В одну из самых патетических минут Жаннетта помянет Людовика Святого и вместе с ним помянет «святого Карла Великого». Не канонизированный Римской Церковью Карл Великий был, безусловно, канонизирован сознанием всех народов, которыми он правил; и рядом с ним в народной душе стоял образ его паладина Роланда. После Ренессанса Франция начисто забыла Роланда, променяв его на порой столь же легендарных героев Тита Ливия и Плутарха. Но в XV веке Роланд, рыцарь, беззаветно преданный Богу, свою жизнь посвящающий защите христианского народа и просветлённо принимающий смерть от предательства, был высшим выражением подлинно французского патриотического идеала. Почти не было города или даже деревни, где в ратуше, у ворот или у главного колодца, в живописи или в скульптуре не был бы изображён бой под Ронсево.

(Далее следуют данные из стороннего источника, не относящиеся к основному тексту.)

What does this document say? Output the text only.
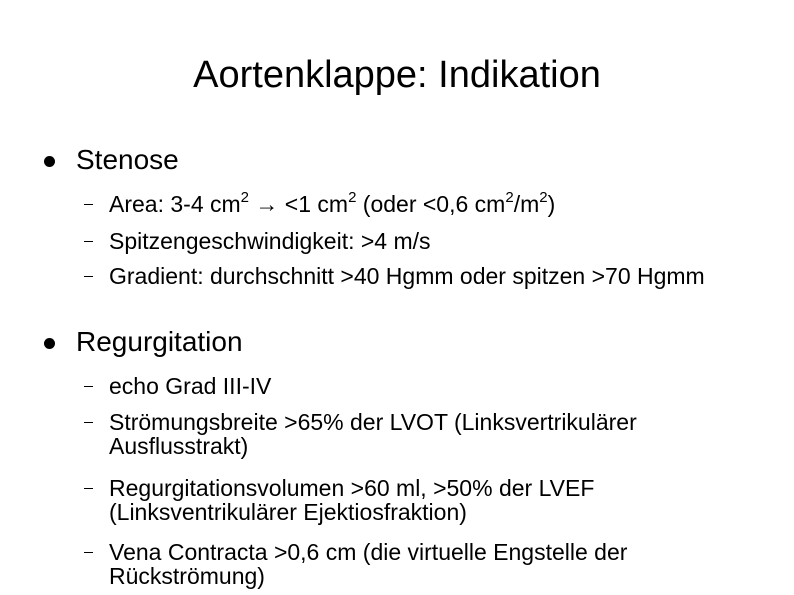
Aortenklappe: Indikation
Stenose
Area: 3-4 $cm^2 \to <1$ $cm^2$ (oder <0,6 $cm^2/m^2$)
Spitzengeschwindigkeit: >4 m/s
Gradient: durchschnitt >40 Hgmm oder spitzen >70 Hgmm
Regurgitation
echo Grad III-IV
Strömungsbreite >65% der LVOT (Linksvertrikulärer Ausflusstrakt)
Regurgitationsvolumen >60 ml, >50% der LVEF (Linksventrikulärer Ejektiosfraktion)
Vena Contracta >0,6 cm (die virtuelle Engstelle der Rückströmung)
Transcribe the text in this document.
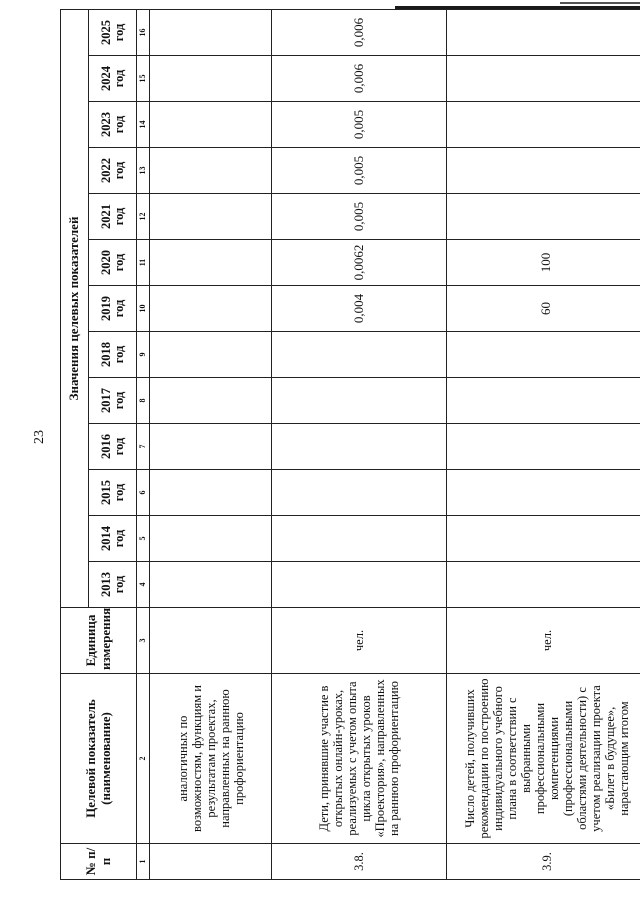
23
№ п/п	Целевой показатель (наименование)	Единица измерения	Значения целевых показателей												
			2013 год	2014 год	2015 год	2016 год	2017 год	2018 год	2019 год	2020 год	2021 год	2022 год	2023 год	2024 год	2025 год
1	2	3	4	5	6	7	8	9	10	11	12	13	14	15	16
	аналогичных по возможностям, функциям и результатам проектах, направленных на раннюю профориентацию														
3.8.	Дети, принявшие участие в открытых онлайн-уроках, реализуемых с учетом опыта цикла открытых уроков «Проектория», направленных на раннюю профориентацию	чел.							0,004	0,0062	0,005	0,005	0,005	0,006	0,006
3.9.	Число детей, получивших рекомендации по построению индивидуального учебного плана в соответствии с выбранными профессиональными компетенциями (профессиональными областями деятельности) с учетом реализации проекта «Билет в будущее», нарастающим итогом	чел.							60	100					
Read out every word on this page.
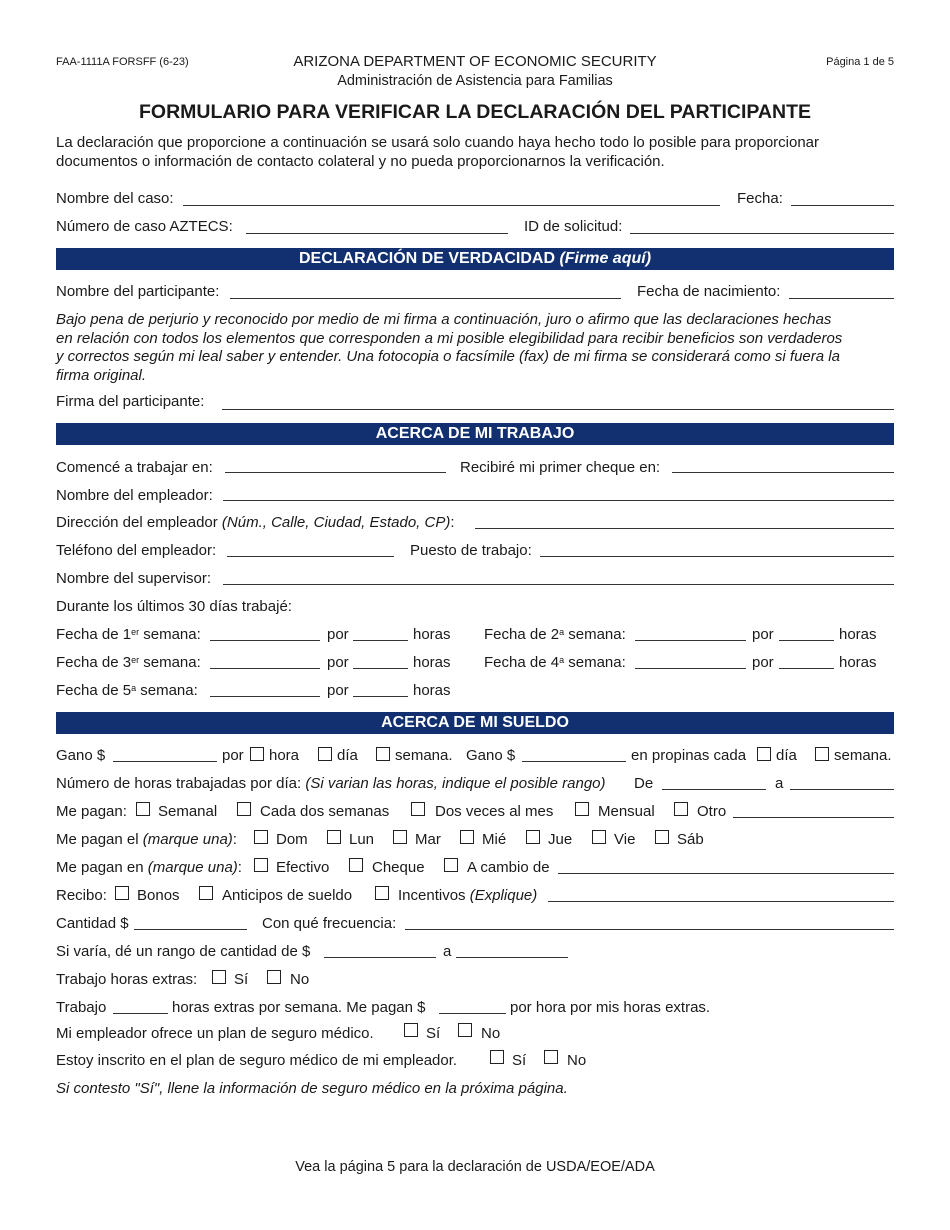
FAA-1111A FORSFF (6-23)	ARIZONA DEPARTMENT OF ECONOMIC SECURITY
Administración de Asistencia para Familias
Página 1 de 5
FORMULARIO PARA VERIFICAR LA DECLARACIÓN DEL PARTICIPANTE
La declaración que proporcione a continuación se usará solo cuando haya hecho todo lo posible para proporcionar
documentos o información de contacto colateral y no pueda proporcionarnos la verificación.
Nombre del caso:	Fecha:
Número de caso AZTECS:	ID de solicitud:
DECLARACIÓN DE VERDACIDAD (Firme aquí)
Nombre del participante:	Fecha de nacimiento:
Bajo pena de perjurio y reconocido por medio de mi firma a continuación, juro o afirmo que las declaraciones hechas
en relación con todos los elementos que corresponden a mi posible elegibilidad para recibir beneficios son verdaderos
y correctos según mi leal saber y entender. Una fotocopia o facsímile (fax) de mi firma se considerará como si fuera la
firma original.
Firma del participante:
ACERCA DE MI TRABAJO
Comencé a trabajar en:	Recibiré mi primer cheque en:
Nombre del empleador:
Dirección del empleador (Núm., Calle, Ciudad, Estado, CP):
Teléfono del empleador:	Puesto de trabajo:
Nombre del supervisor:
Durante los últimos 30 días trabajé:
Fecha de 1er semana:	por	horas Fecha de 2$^a$ semana:	por	horas
Fecha de 3er semana:	por	horas Fecha de 4$^a$ semana:	por	horas
Fecha de 5$^a$ semana:	por	horas
ACERCA DE MI SUELDO
Gano $	por hora	día semana. Gano $	en propinas cada día semana.
Número de horas trabajadas por día: (Si varian las horas, indique el posible rango) De	a
Me pagan: Semanal	Cada dos semanas	Dos veces al mes	Mensual	Otro
Me pagan el (marque una):	Dom	Lun	Mar	Mié	Jue	Vie	Sáb
Me pagan en (marque una): Efectivo	Cheque	A cambio de
Recibo: Bonos	Anticipos de sueldo	Incentivos (Explique)
Cantidad $	Con qué frecuencia:
Si varía, dé un rango de cantidad de $	a
Trabajo horas extras: Sí	No
Trabajo	horas extras por semana. Me pagan $	por hora por mis horas extras.
Mi empleador ofrece un plan de seguro médico.	Sí	No
Estoy inscrito en el plan de seguro médico de mi empleador.	Sí	No
Si contesto "Sí", llene la información de seguro médico en la próxima página.
Vea la página 5 para la declaración de USDA/EOE/ADA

Давно замечено, что изустная народная летопись часто бывает прочнее той, которая сохраняется в книгах. Но не следует также думать, что французская деревня XV века ничего не читала. Одна из крёстных матерей Жаннетты, Жанна Тьесселен, прямо говорит про себя, что читала рыцарские романы. И вообще были-же в деревнях грамотные люди. У отца Жерсона имелись книги. В стихотворении Кристины Пизанской одна крестьянская девочка говорит другой: «Ты ведь знаешь, что у твоего отца много хороших книг о стародавних временах». Что это могли быть за книги? Те же мемуары Жуэнвиля, та же «Песнь о Роланде», может быть, «Ланселот в прозе» – легенда о Галааде, рыцаре-девственнике, который посвятил себя Богу, питается одним причастием и вступает в бой со всей неправдой мира.
Долгими зимними вечерами, когда старшие и дети собирались поочерёдно у кого-нибудь из соседей, Жаннетта могла слышать за прядением или за вязанием не только изустные рассказы, но и чтение о «стародавних временах», если тут оказывался грамотный человек.
Жаннетта была совсем необразованной маленькой девочкой. Но исключительная личность тем и исключительна, что она по одному отрывку, намёку, символу способна уловить всю сущность. Идеалы, насыщавшие воздух старой Франции, Жаннетта впитывала всем своим существом. Эти идеалы она сделала своей собственной жизнью. Она действительно будет жить причастием и действительно никогда не будет мириться ни с какой неправдой.
При чтении, в частности, «Наставления» св. Людовика его дочери поражает не только смысловое, но местами и буквальное совпадение с тем, что через полтораста лет говорила Жаннетта: ей сами собой приходят даже те же выражения и обороты свежего, меткого и образного средневекового французского языка, которым она, кстати, умела пользоваться с непревзойдённым совершенством. Происходит словно диалог. Король говорит своей дочери: «У вас должна быть воля не делать смертного греха ни за что, и лучше дать себя разрезать на куски и дать вырвать из себя жизнь в мучениях, чем сделать ведением смертный грех». И через полтораста лет Девушка отвечает перед Руанским трибуналом: «Правда, если даже вы прикажете рвать меня на куски и вырвать душу из моего тела, – да и тогда… я послушаюсь только Бога, и Его повеления я буду исполнять всегда… Да не будет никогда угодно Богу, чтобы я когда-либо была в смертном грехе, и да не будет Ему угодно никогда, чтобы я совершила уже или совершила бы ещё такие дела, которые бременем легли бы на мою душу!»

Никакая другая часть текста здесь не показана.